When probed by the publication on the delays and the military drills with the US, the Army Command Headquarters declined to comment, stating that all Republic of China Army military exercises with other countries are pre-planned. As per the Army, the delivery process is proceeding as planned, and building a shooting range at Kengzikou (坑子口) in Hsinchu County is being rearranged accordingly.

While the Taiwanese Army has refused to accept delays, there is abundant evidence that the delivery of another crucial platform, the F-16 Viper, has also been severely delayed.

Taiwan has realized how important it is to have highly maneuverable aircraft that can detect, track, and attack targets at great range to repel a Chinese military invasion. In 2019, the US authorized Taiwan to purchase F-16 fighter fighters from Lockheed Martin Corp. for US$8 billion. This deal would bring the island’s F-16 fleet to more than 200 jets, the largest in Asia.

Unfortunately, there have been delays in the delivery of these planes, which have a direct influence on the self-governing island’s ability to defend itself against a more formidable foe with cutting-edge fighter jets. Taiwan’s Defense Minister Chiu Kuo-cheng said in 2023 that supply chain interruptions have caused a delay in the delivery of 66 advanced F-16Vs.

US Congressmen have also voiced concerns over Taiwan’s fleet refurbishment effort and demanded that Taiwan receive new Lockheed Martin F-16 Block 70/72 aircraft as soon as possible.

While both the US and Taiwanese governments have assured that work was underway to expedite the deliveries, the delay becomes a sticking issue given that a high-ranking US official tasked with overseeing US operations in the Indo-Pacific has predicted that a Chinese invasion is imminent by 2027.

File Image: Taiwanese President in a new F-16V

Chinese Invasion Imminent By 2027?

The top US military commander in the Indo-Pacific region warned last month that Beijing is aiming to invade Taiwan by 2027. 

Adm. John Aquilino, chief of Indo-Pacific Command, told the US House Armed Services Committee that China is strengthening the People’s Liberation Army (PLA) “on a scale not seen” since World War II, despite the nation’s efforts to revive a flagging economy.

“All indications point to the PLA meeting President Xi Jinping’s directive to be ready to invade Taiwan by 2027,” Aquilino said. “The PLA’s actions indicate their ability to meet Xi’s preferred timeline to unify Taiwan with mainland China by force if directed.”

Although the Pentagon does not officially position this, several officials and military experts in Taiwan and the US have made similar predictions. For instance, Taiwan’s Foreign Minister Joseph Wu said last year that he is preparing for the possibility of a conflict with China in 2027.

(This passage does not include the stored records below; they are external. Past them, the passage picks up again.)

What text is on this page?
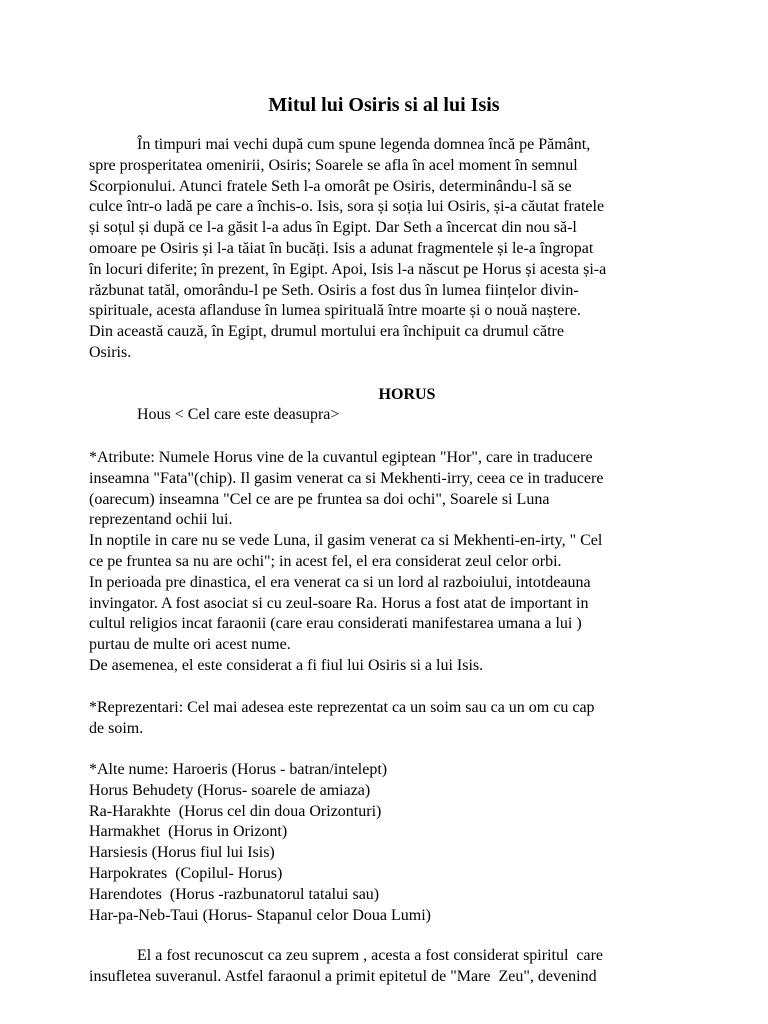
Mitul lui Osiris si al lui Isis
În timpuri mai vechi după cum spune legenda domnea încă pe Pământ,
spre prosperitatea omenirii, Osiris; Soarele se afla în acel moment în semnul
Scorpionului. Atunci fratele Seth l-a omorât pe Osiris, determinându-l să se
culce într-o ladă pe care a închis-o. Isis, sora și soția lui Osiris, și-a căutat fratele
și soțul și după ce l-a găsit l-a adus în Egipt. Dar Seth a încercat din nou să-l
omoare pe Osiris și l-a tăiat în bucăți. Isis a adunat fragmentele și le-a îngropat
în locuri diferite; în prezent, în Egipt. Apoi, Isis l-a născut pe Horus și acesta și-a
răzbunat tatăl, omorându-l pe Seth. Osiris a fost dus în lumea ființelor divin-
spirituale, acesta aflanduse în lumea spirituală între moarte și o nouă naștere.
Din această cauză, în Egipt, drumul mortului era închipuit ca drumul către
Osiris.
HORUS
Hous < Cel care este deasupra>
*Atribute: Numele Horus vine de la cuvantul egiptean "Hor", care in traducere
inseamna "Fata"(chip). Il gasim venerat ca si Mekhenti-irry, ceea ce in traducere
(oarecum) inseamna "Cel ce are pe fruntea sa doi ochi", Soarele si Luna
reprezentand ochii lui.
In noptile in care nu se vede Luna, il gasim venerat ca si Mekhenti-en-irty, " Cel
ce pe fruntea sa nu are ochi"; in acest fel, el era considerat zeul celor orbi.
In perioada pre dinastica, el era venerat ca si un lord al razboiului, intotdeauna
invingator. A fost asociat si cu zeul-soare Ra. Horus a fost atat de important in
cultul religios incat faraonii (care erau considerati manifestarea umana a lui )
purtau de multe ori acest nume.
De asemenea, el este considerat a fi fiul lui Osiris si a lui Isis.
*Reprezentari: Cel mai adesea este reprezentat ca un soim sau ca un om cu cap
de soim.
*Alte nume: Haroeris (Horus - batran/intelept)
Horus Behudety (Horus- soarele de amiaza)
Ra-Harakhte  (Horus cel din doua Orizonturi)
Harmakhet  (Horus in Orizont)
Harsiesis (Horus fiul lui Isis)
Harpokrates  (Copilul- Horus)
Harendotes  (Horus -razbunatorul tatalui sau)
Har-pa-Neb-Taui (Horus- Stapanul celor Doua Lumi)
El a fost recunoscut ca zeu suprem , acesta a fost considerat spiritul  care
insufletea suveranul. Astfel faraonul a primit epitetul de "Mare  Zeu", devenind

“We are taking the Chinese military threat very seriously … I think 2027 is the year that we need to be serious about.” Additionally, previous US intelligence assessments had also warned that China’s leader, Xi Jinping, has given military orders to prepare for the annexation of Taiwan by 2027. 

With the sword of an invasion hanging, Taiwan has been attempting to bolster its combat prowess. A major component of this strategy is acquiring equipment that could help thwart an invasion attempt. However, the delays have meant that the self-ruled island state may not be as prepared to take on China.

Some unverified reports had previously indicated that some arms deliveries to Taiwan may be delayed until at least 2027, while others have no set delivery dates.

China has also mocked the delays, with experts stating that the frequent delays in US weapon delivery are mere lip service and have embarrassed the island’s authorities.